Mekanın çok bilinmemesi şehrin karmaşasından sıkılanlar için güzel bir kaçış imkanı sağlıyordu. Kaostan kaçmak yerine bu kargaşada düşünmeye karar verdi. Garson ne içmek istediğini sorduğunda keskin bir biçimde rakı cevabını aldı. Zihni o kadar doluydu ki ne istediğinden emin bile değildi. Bu şehrin kalabalığı her geçen gün daha da büyüyen bir bataklık gibiydi. Şehir, insanların umutlarını emip, onları yalnızca birer sayı haline getiriyordu. Oktay sadece bir muhasebeciydi. Hayalleri, umutları, istekleri vardı her insan gibi. Ancak her sabah aynı rutine dönüyordu. Bu aynı durumu terk etmeliydi.
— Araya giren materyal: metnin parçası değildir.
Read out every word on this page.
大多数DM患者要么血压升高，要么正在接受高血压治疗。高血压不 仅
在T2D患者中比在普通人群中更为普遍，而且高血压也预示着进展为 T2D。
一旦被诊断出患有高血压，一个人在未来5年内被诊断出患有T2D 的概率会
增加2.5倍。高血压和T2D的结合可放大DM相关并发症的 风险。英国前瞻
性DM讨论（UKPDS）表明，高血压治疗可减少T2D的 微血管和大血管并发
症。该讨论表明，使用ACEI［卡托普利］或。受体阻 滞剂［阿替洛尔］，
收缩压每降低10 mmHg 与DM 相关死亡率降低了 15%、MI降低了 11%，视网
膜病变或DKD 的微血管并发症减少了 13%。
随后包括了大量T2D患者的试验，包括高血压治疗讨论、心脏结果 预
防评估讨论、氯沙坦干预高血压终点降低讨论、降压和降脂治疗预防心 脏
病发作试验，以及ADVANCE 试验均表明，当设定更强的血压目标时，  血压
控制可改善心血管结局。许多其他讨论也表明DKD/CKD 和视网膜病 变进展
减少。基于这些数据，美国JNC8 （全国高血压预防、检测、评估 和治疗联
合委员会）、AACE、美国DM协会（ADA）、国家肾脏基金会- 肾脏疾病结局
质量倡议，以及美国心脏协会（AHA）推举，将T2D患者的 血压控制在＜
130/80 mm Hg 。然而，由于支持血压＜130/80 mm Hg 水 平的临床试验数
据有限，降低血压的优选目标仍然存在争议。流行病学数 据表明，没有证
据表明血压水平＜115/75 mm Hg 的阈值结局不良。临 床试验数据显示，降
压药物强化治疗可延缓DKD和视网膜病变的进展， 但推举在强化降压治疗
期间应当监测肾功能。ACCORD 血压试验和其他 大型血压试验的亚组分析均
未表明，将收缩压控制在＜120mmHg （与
Farklılıkları ile…
Garson rakıyı o düşüncelerine dalgın bir haldeyken önüne bırakmıştı. Rakıdan bir yudum aldı. Sert acı tat damağında yayıldı. Boğazından aşağıya yakarak indi bu sıvı. Bu acı tat onu gerçekliğe geri döndürdü. Şu anda bir meyhane masasında oturuyor olmasına rağmen zihni bambaşka düşüncelerin kıyasında dolaşıyordu. Kendi varoluşunu sorguluyordu .
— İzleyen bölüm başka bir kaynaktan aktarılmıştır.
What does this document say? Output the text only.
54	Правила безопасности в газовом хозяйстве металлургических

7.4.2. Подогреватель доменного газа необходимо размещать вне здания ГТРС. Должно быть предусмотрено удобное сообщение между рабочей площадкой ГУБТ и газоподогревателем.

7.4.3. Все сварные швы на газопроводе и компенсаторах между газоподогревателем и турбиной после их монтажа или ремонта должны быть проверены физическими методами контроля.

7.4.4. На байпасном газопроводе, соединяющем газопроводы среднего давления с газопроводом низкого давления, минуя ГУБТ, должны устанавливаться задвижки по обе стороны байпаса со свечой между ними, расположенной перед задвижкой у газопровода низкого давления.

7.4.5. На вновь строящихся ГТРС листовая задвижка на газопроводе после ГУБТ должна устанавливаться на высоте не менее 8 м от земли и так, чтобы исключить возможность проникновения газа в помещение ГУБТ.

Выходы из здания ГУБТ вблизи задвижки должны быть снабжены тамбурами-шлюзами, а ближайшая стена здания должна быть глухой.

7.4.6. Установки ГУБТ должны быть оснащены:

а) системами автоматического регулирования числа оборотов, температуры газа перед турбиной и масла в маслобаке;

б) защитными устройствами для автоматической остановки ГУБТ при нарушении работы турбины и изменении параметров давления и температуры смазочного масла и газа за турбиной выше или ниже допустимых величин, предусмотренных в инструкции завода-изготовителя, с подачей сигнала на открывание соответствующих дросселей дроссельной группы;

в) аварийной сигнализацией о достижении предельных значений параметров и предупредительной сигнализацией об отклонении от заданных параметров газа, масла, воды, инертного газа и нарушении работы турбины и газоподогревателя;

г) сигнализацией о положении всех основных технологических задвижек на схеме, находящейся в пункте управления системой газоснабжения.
“Neden buradayım? Neden bu kadar kaybolmuş hissediyorum? “ diye sorgulamaktan kendini alamıyordu. Bu şehir ona sadece kaosu armağan ediyordu. Oktay için bu döngüyü kırmak, kaosun içinden sıyrılmak istiyordu. Maalesef bu giderek zor bir biçime girmişti. İstediği şey neydi? Belki kitapların arasında huzur belki de yazmak düşüncelerini kağıda dökmekti. Bu şehirdeki boğucu havadan tek kaçışıydı yazmak. Fakat şehir bu kaçışa imkan vermiyordu.
Gözleri masadaki kadehi buldu. İnsanlar birlikte gibi görünmesine rağmen hepsi yapayalnızdı. Herkes kendi dünyalarında kendi savaşlarını veriyordu. Bu şehir insanları farklı insanlara dönüştürüyor, onları tüketiyor, geriye sadece gölgelerini bırakıyordu. Gölgenin bir parçası olmak istemiyordu. Garson tekrar masaya yaklaştı ikinci kadehi doldurup uzaklaştı. Bir süre burada kalıp düşünmeye devam etmek istedi. Bir gün bu kaosun dışında yer almaya kararlıydı. Yoksa bu şehrin kaos girdabında varlığı bir gölge olarak kalacaktı.